Ansar Allah vient de consolider son contrôle sur Bab-el-Mandeb après la prise de Mokha puis de l’île de Périm. Un verrou majeur de la mer Rouge passe ainsi sous l’autorité d’un mouvement que certains commentateurs continuaient récemment à présenter comme une simple milice périphérique.
Romain Molina insiste sur un point essentiel : les Houthis sont « un allié de l’Iran plus qu’un proxy ». Téhéran les soutient, évidemment. Mais leurs objectifs restent aussi profondément yéménites : contrôle territorial, ressources, rivalités locales et survie politique. Leur progression doit énormément aux divisions du camp adverse, morcelé entre gouvernement reconnu, factions locales, Saoudiens et Émiratis.

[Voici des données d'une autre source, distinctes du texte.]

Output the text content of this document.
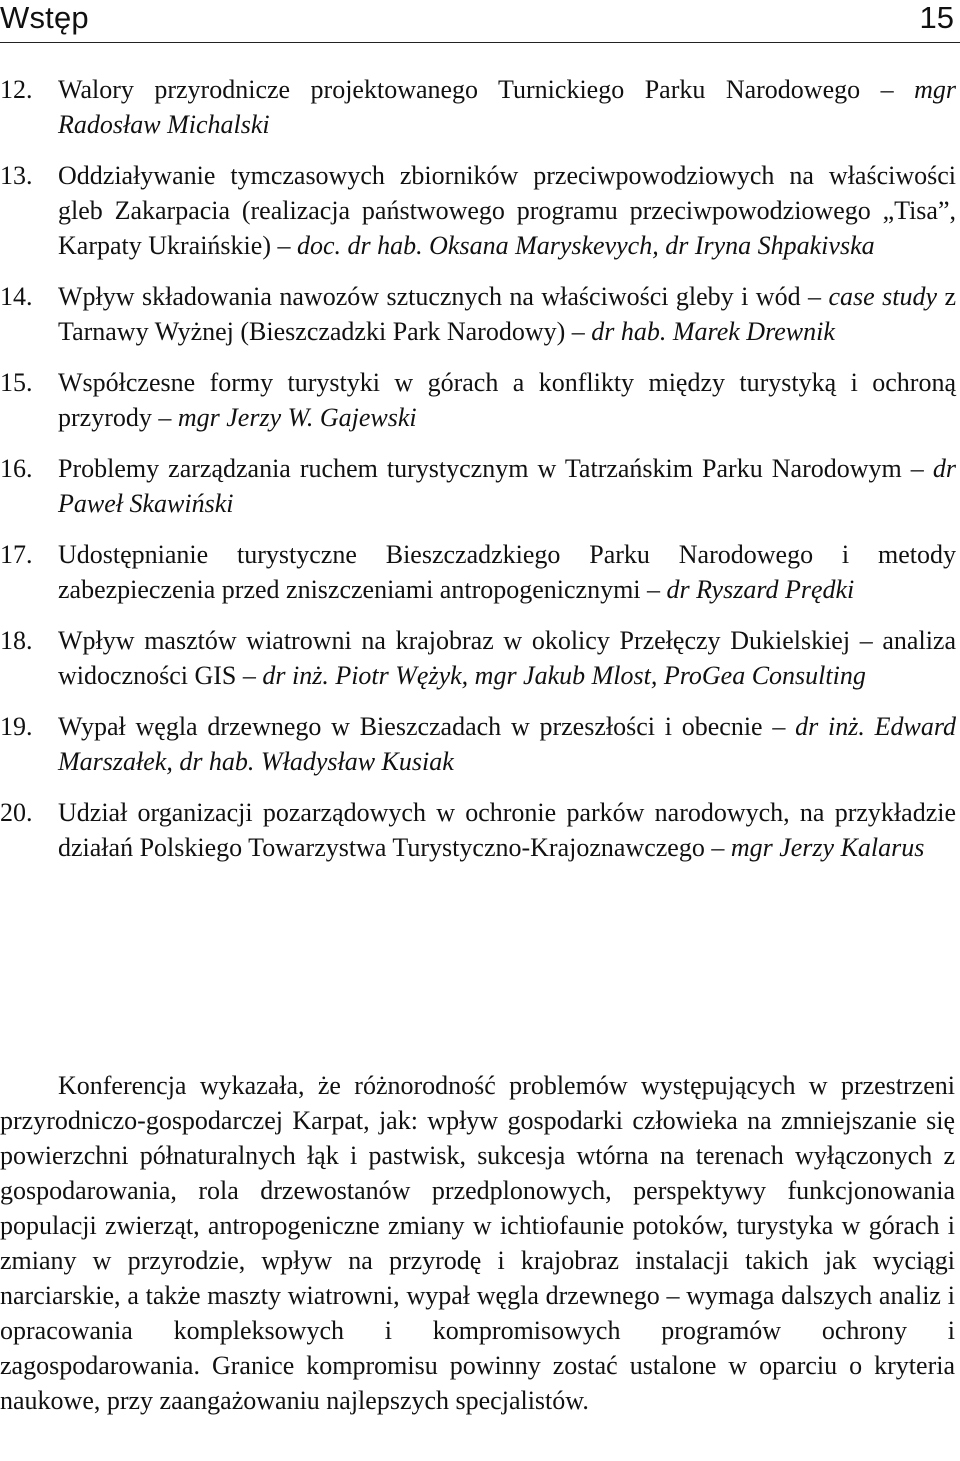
Wstęp	15
12. Walory przyrodnicze projektowanego Turnickiego Parku Narodowego – mgr Radosław Michalski
13. Oddziaływanie tymczasowych zbiorników przeciwpowodziowych na właściwości gleb Zakarpacia (realizacja państwowego programu przeciwpowodziowego „Tisa”, Karpaty Ukraińskie) – doc. dr hab. Oksana Maryskevych, dr Iryna Shpakivska
14. Wpływ składowania nawozów sztucznych na właściwości gleby i wód – case study z Tarnawy Wyżnej (Bieszczadzki Park Narodowy) – dr hab. Marek Drewnik
15. Współczesne formy turystyki w górach a konflikty między turystyką i ochroną przyrody – mgr Jerzy W. Gajewski
16. Problemy zarządzania ruchem turystycznym w Tatrzańskim Parku Narodowym – dr Paweł Skawiński
17. Udostępnianie turystyczne Bieszczadzkiego Parku Narodowego i metody zabezpieczenia przed zniszczeniami antropogenicznymi – dr Ryszard Prędki
18. Wpływ masztów wiatrowni na krajobraz w okolicy Przełęczy Dukielskiej – analiza widoczności GIS – dr inż. Piotr Wężyk, mgr Jakub Mlost, ProGea Consulting
19. Wypał węgla drzewnego w Bieszczadach w przeszłości i obecnie – dr inż. Edward Marszałek, dr hab. Władysław Kusiak
20. Udział organizacji pozarządowych w ochronie parków narodowych, na przykładzie działań Polskiego Towarzystwa Turystyczno-Krajoznawczego – mgr Jerzy Kalarus

Konferencja wykazała, że różnorodność problemów występujących w przestrzeni przyrodniczo-gospodarczej Karpat, jak: wpływ gospodarki człowieka na zmniejszanie się powierzchni półnaturalnych łąk i pastwisk, sukcesja wtórna na terenach wyłączonych z gospodarowania, rola drzewostanów przedplonowych, perspektywy funkcjonowania populacji zwierząt, antropogeniczne zmiany w ichtiofaunie potoków, turystyka w górach i zmiany w przyrodzie, wpływ na przyrodę i krajobraz instalacji takich jak wyciągi narciarskie, a także maszty wiatrowni, wypał węgla drzewnego – wymaga dalszych analiz i opracowania kompleksowych i kompromisowych programów ochrony i zagospodarowania. Granice kompromisu powinny zostać ustalone w oparciu o kryteria naukowe, przy zaangażowaniu najlepszych specjalistów.
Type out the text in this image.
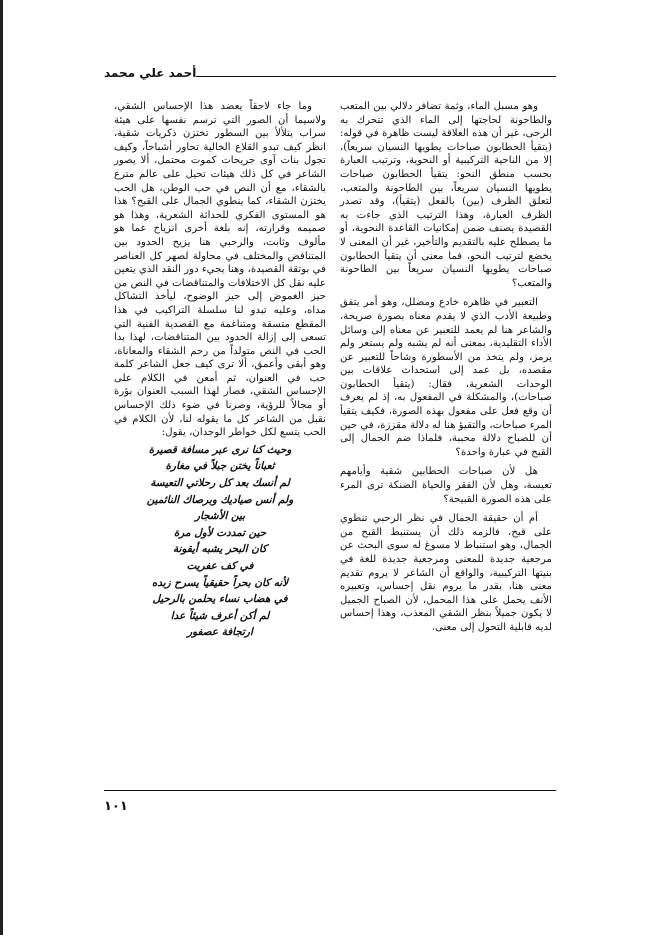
أحمد علي محمد

وهو مسبل الماء، وثمة تضافر دلالي بين المتعب والطاحونة لحاجتها إلى الماء الذي تتحرك به الرحى، غير أن هذه العلاقة ليست ظاهرة في قوله: (يتقيأ الحطابون صباحات يطويها النسيان سريعاً)، إلا من الناحية التركيبية أو النحوية، وترتيب العبارة بحسب منطق النحو: يتقيأ الحطابون صباحات يطويها النسيان سريعاً، بين الطاحونة والمتعب، لتعلق الظرف (بين) بالفعل (يتقيأ)، وقد تصدر الظرف العبارة، وهذا الترتيب الذي جاءت به القصيدة يصنف ضمن إمكانيات القاعدة النحوية، أو ما يصطلح عليه بالتقديم والتأخير، غير أن المعنى لا يخضع لترتيب النحو، فما معنى أن يتقيأ الحطابون صباحات يطويها النسيان سريعاً بين الطاحونة والمتعب؟

التعبير في ظاهره خادع ومضلل، وهو أمر يتفق وطبيعة الأدب الذي لا يقدم معناه بصورة صريحة، والشاعر هنا لم يعمد للتعبير عن معناه إلى وسائل الأداء التقليدية، بمعنى أنه لم يشبه ولم يستعر ولم يرمز، ولم يتخذ من الأسطورة وشاحاً للتعبير عن مقصده، بل عمد إلى استحداث علاقات بين الوحدات الشعرية، فقال: (يتقيأ الحطابون صباحات)، والمشكلة في المفعول به، إذ لم يعرف أن وقع فعل على مفعول بهذه الصورة، فكيف يتقيأ المرء صباحات، والتقيؤ هنا له دلالة مقززة، في حين أن للصباح دلالة محببة، فلماذا ضم الجمال إلى القبح في عبارة واحدة؟

هل لأن صباحات الحطابين شقية وأيامهم تعيسة، وهل لأن الفقر والحياة الضنكة ترى المرء على هذه الصورة القبيحة؟

أم أن حقيقة الجمال في نظر الرحبي تنطوي على قبح، فالزمه ذلك أن يستنبط القبح من الجمال، وهو استنباط لا مسوغ له سوى البحث عن مرجعية جديدة للمعنى ومرجعية جديدة للغة في بنيتها التركيبية، والواقع أن الشاعر لا يروم تقديم معنى هنا، بقدر ما يروم نقل إحساس، وتعبيره الأنف يحمل على هذا المحمل، لأن الصباح الجميل لا يكون جميلاً بنظر الشقي المعذب، وهذا إحساس لديه قابلية التحول إلى معنى.

وما جاء لاحقاً يعضد هذا الإحساس الشقي، ولاسيما أن الصور التي ترسم نفسها على هيئة سراب يتلألأ بين السطور تختزن ذكريات شقية، انظر كيف تبدو القلاع الخالية تحاور أشباحاً، وكيف تجول بنات آوى جريحات كموت محتمل، ألا يصور الشاعر في كل ذلك هيئات تحيل على عالم مترع بالشقاء، مع أن النص في حب الوطن، هل الحب يختزن الشقاء، كما ينطوي الجمال على القبح؟ هذا هو المستوى الفكري للحداثة الشعرية، وهذا هو صميمه وقرارته، إنه بلغة أخرى انزياح عما هو مألوف وثابت، والرحبي هنا يزيح الحدود بين المتناقض والمختلف في محاولة لصهر كل العناصر في بوتقة القصيدة، وهنا يجيء دور النقد الذي يتعين عليه نقل كل الاختلافات والمتناقضات في النص من حيز الغموض إلى حيز الوضوح، ليأخذ التشاكل مداه، وعليه تبدو لنا سلسلة التراكيب في هذا المقطع متسقة ومتناغمة مع القصدية الفنية التي تسعى إلى إزالة الحدود بين المتناقضات، لهذا بدا الحب في النص متولداً من رحم الشقاء والمعاناة، وهو أبقى وأعمق، ألا ترى كيف جعل الشاعر كلمة حب في العنوان، ثم أمعن في الكلام على الإحساس الشقي، فصار لهذا السبب العنوان بؤرة أو مجالاً للرؤية، وصرنا في ضوء ذلك الإحساس نقبل من الشاعر كل ما يقوله لنا، لأن الكلام في الحب يتسع لكل خواطر الوجدان، يقول:

وحيث كنا نرى عبر مسافة قصيرة
ثعباناً يختن جبلاً في مغارة
لم أنسك بعد كل رحلاتي التعيسة
ولم أنس صياديك وبرصاك النائمين
بين الأشجار
حين تمددت لأول مرة
كان البحر يشبه أيقونة
في كف عفريت
لأنه كان بحراً حقيقياً يسرح زبده
في هضاب نساء يحلمن بالرحيل
لم أكن أعرف شيئاً عدا
ارتجافة عصفور
١٠١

Gaza a également changé leur stature. En frappant des navires liés à Israël, Ansar Allah a gagné une audience nouvelle dans le monde arabe et transformé sa faiblesse militaire apparente en levier géopolitique.
Pendant ce temps, l’Arabie saoudite découvre qu’une guerre annoncée comme rapide peut durer plus de dix ans, coûter des fortunes et laisser l’adversaire contrôler l’une des routes maritimes les plus sensibles du monde. Beau rendement.
Et Romain Molina rappelle l’essentiel : « la solution viendra avant tout des Yéménites eux-mêmes ». À force de traiter le Yémen comme l’arrière-cour des puissances régionales et occidentales, celles-ci ont surtout réussi à rendre le pays plus fragmenté… et les Houthis plus incontournables.